John Johns has another interesting question-- this time about dampers in
large uprights seeming weak in the low tenor range.
I too have noticed this. Some uprights also have a duplex damper on
those last tenor notes just before the wound strings begin. They will
have a damper in the regular place, and then another one mounted on a
short loop of wire clearing the hammer travel and attaching a second
damper head above that
hammer.
It isn't just on the oldest pianos, either. Some years ago, I noticed a
duplex damper arrangement on a Yamaha full-size upright. I don't know
if somebody added it, or if it was made that way. But in that particular
piano, its hammer line curves upward to prevent that harmonic from
"meowing" when the damper comes back down. To me, that kind of
engineering doesn't cut it.
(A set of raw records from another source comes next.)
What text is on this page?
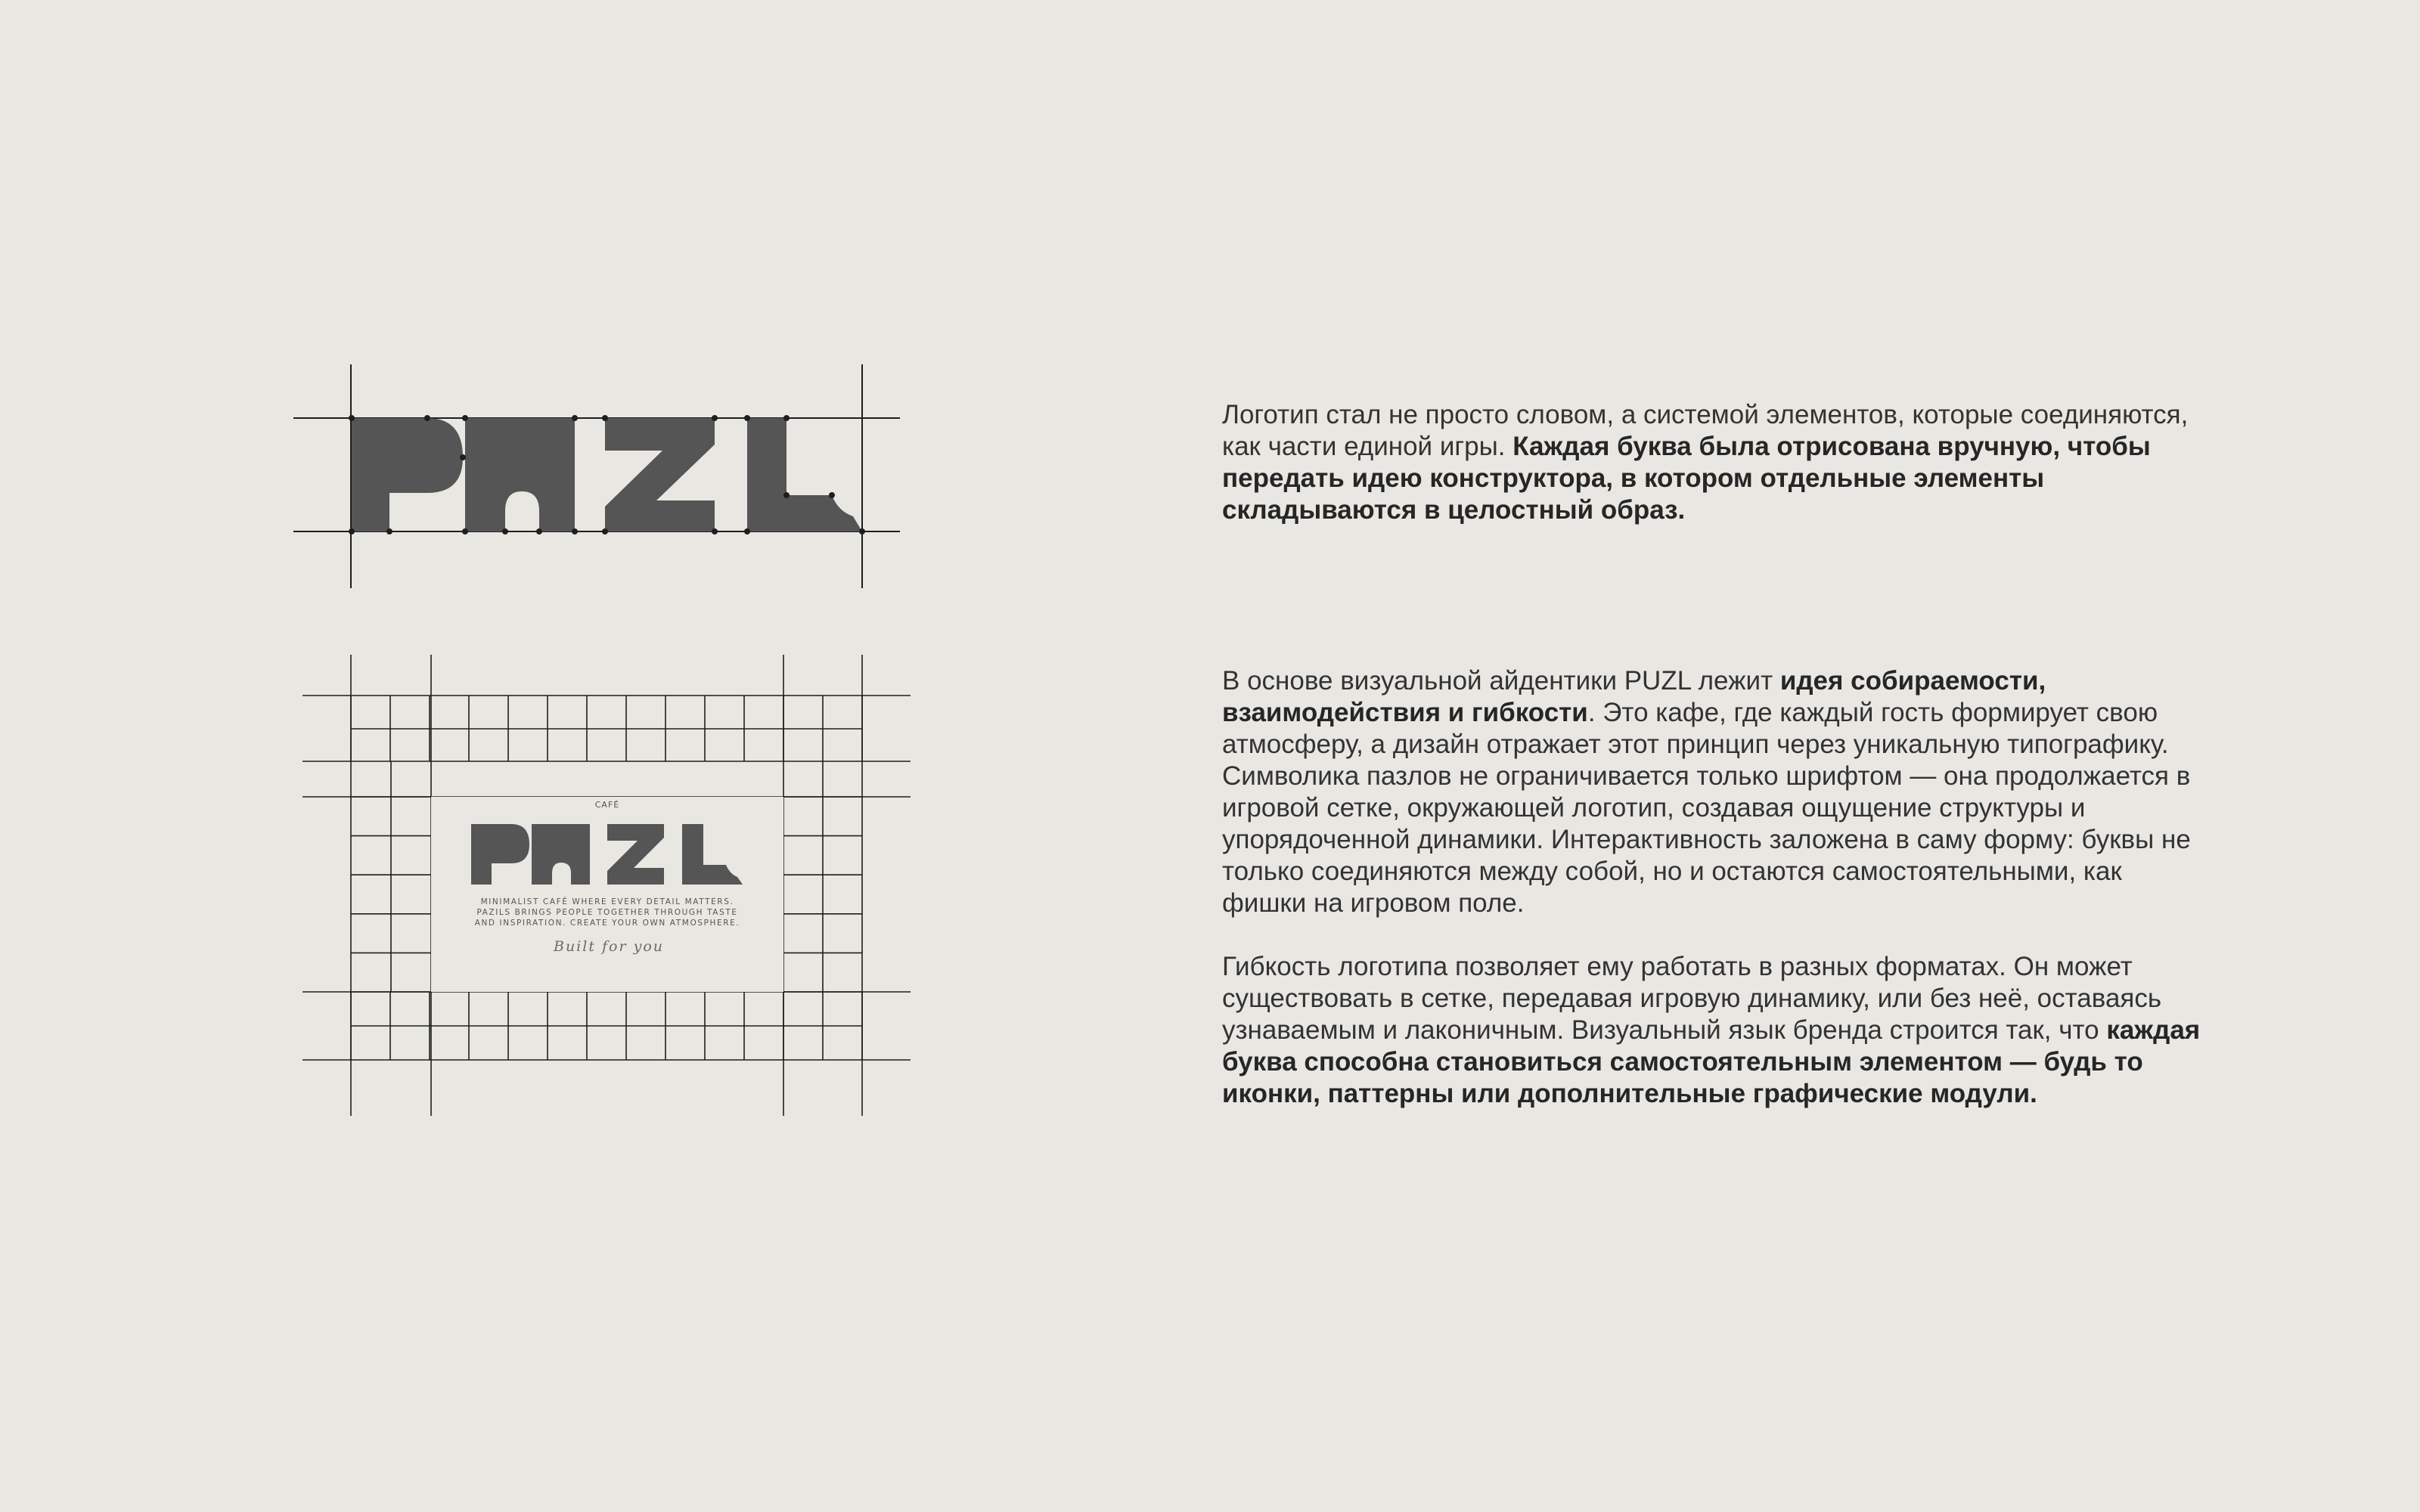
CAFÉ
MINIMALIST CAFÉ WHERE EVERY DETAIL MATTERS.
PAZILS BRINGS PEOPLE TOGETHER THROUGH TASTE
AND INSPIRATION. CREATE YOUR OWN ATMOSPHERE.
Built for you

Логотип стал не просто словом, а системой элементов, которые соединяются, как части единой игры. Каждая буква была отрисована вручную, чтобы передать идею конструктора, в котором отдельные элементы складываются в целостный образ.

В основе визуальной айдентики PUZL лежит идея собираемости, взаимодействия и гибкости. Это кафе, где каждый гость формирует свою атмосферу, а дизайн отражает этот принцип через уникальную типографику. Символика пазлов не ограничивается только шрифтом — она продолжается в игровой сетке, окружающей логотип, создавая ощущение структуры и упорядоченной динамики. Интерактивность заложена в саму форму: буквы не только соединяются между собой, но и остаются самостоятельными, как фишки на игровом поле.

Гибкость логотипа позволяет ему работать в разных форматах. Он может существовать в сетке, передавая игровую динамику, или без неё, оставаясь узнаваемым и лаконичным. Визуальный язык бренда строится так, что каждая буква способна становиться самостоятельным элементом — будь то иконки, паттерны или дополнительные графические модули.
Replacing hammers would be a real pain, and
most technicians would probably just "wing it". So the piano may not
ever be quite right, after that.
I have also had to add a damper to poorly-designed uprights which were
restored and then like new in every other respect, except that those
last two or three notes in the tenor drove me up a wall. The manufacturer
ignored the problem, believing that Americans wouldn't know the
difference, anyway.
All I can say is, maybe they do and maybe they don't, but they will
always defer to somebody else who does know, and when that happens,
they can't sell their pianos anymore.